La défense de Pistorius a vainement tenté de démontrer vendredi que les arguments du parquet étaient irrecevables.

«Il n'y a vraiment rien de nouveau dans cette requête», a déclaré la juge.

«La Cour», a martelé le porte-parole du parquet national Velekhaya Mgobhozi, «a confirmé, en accord avec le parquet, qu'il n'y avait aucune raison de perdre du temps avec cette requête. Nous irons devant la Cour suprême», en appel.

Pour le redoutable procureur Gerrie Nel, il n'a jamais fait de doute que Pistorius a en fait abattu Reeva Steenkamp après une violente dispute, dans sa résidence hypersécurisée de Pretoria, dans la nuit du 13 au 14 février 2013, jour de la Saint-Valentin.

L'appel devant la Cour suprême est une procédure écrite qui prend plusieurs mois. Il y aura des audiences publiques, mais sans convocation de témoins ni comparution de Pistorius à la barre.
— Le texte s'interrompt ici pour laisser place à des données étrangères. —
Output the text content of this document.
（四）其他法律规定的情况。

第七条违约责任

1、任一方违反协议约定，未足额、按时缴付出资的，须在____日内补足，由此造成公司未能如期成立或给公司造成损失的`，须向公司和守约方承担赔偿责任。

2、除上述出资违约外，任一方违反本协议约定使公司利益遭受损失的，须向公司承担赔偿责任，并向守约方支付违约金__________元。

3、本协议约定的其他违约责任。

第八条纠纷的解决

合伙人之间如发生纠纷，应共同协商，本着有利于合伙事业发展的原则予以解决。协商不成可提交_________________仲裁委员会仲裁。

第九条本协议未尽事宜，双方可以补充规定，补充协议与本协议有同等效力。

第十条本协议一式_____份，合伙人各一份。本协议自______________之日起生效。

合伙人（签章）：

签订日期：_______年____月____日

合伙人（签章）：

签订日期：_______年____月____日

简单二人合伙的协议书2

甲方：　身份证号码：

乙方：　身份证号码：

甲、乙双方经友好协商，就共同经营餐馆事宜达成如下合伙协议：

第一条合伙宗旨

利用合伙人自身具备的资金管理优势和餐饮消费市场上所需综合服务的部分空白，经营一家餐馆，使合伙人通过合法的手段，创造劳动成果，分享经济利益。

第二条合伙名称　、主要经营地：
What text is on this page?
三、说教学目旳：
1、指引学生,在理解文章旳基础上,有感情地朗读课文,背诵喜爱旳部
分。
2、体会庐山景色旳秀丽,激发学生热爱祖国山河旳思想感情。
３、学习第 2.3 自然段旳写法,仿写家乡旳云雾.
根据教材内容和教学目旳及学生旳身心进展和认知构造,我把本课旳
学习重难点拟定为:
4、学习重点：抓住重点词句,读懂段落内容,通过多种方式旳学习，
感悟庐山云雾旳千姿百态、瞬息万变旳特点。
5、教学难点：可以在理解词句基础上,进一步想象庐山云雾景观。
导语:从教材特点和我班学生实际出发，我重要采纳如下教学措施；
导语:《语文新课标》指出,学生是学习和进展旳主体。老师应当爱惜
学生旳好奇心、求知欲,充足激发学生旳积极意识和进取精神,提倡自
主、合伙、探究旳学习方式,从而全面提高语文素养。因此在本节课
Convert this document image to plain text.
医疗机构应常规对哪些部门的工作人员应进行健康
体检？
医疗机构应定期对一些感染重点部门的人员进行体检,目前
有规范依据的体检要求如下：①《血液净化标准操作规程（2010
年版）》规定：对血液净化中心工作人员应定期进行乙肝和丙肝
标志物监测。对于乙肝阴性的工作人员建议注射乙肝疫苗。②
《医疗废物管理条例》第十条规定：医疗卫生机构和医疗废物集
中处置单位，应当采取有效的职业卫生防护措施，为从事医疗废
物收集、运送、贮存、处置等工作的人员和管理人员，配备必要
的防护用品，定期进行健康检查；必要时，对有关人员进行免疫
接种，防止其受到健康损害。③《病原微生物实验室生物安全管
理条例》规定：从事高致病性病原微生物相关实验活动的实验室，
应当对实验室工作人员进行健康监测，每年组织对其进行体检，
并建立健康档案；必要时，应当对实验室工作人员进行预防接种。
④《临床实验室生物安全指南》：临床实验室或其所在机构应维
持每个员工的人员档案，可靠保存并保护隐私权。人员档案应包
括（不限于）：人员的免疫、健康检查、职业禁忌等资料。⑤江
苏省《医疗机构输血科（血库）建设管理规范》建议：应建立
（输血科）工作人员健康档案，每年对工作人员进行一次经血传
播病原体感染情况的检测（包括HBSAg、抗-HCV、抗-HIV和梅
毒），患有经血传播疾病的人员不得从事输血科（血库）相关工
La procédure en appel interdit de contester l'autorité de la chose jugée, mais le verdict peut être réécrit si les juges suprêmes trouvent que la loi a été mal interprétée.

Toute la question est de savoir si l'athlète, sextuple médaillé d'or, avait conscience qu'il pouvait tuer quelqu'un, et aurait dû dès lors être condamné pour meurtre.

Ou si, au contraire, la juge a eu raison en septembre 2014 de décider qu'il avait seulement fait preuve de «négligence».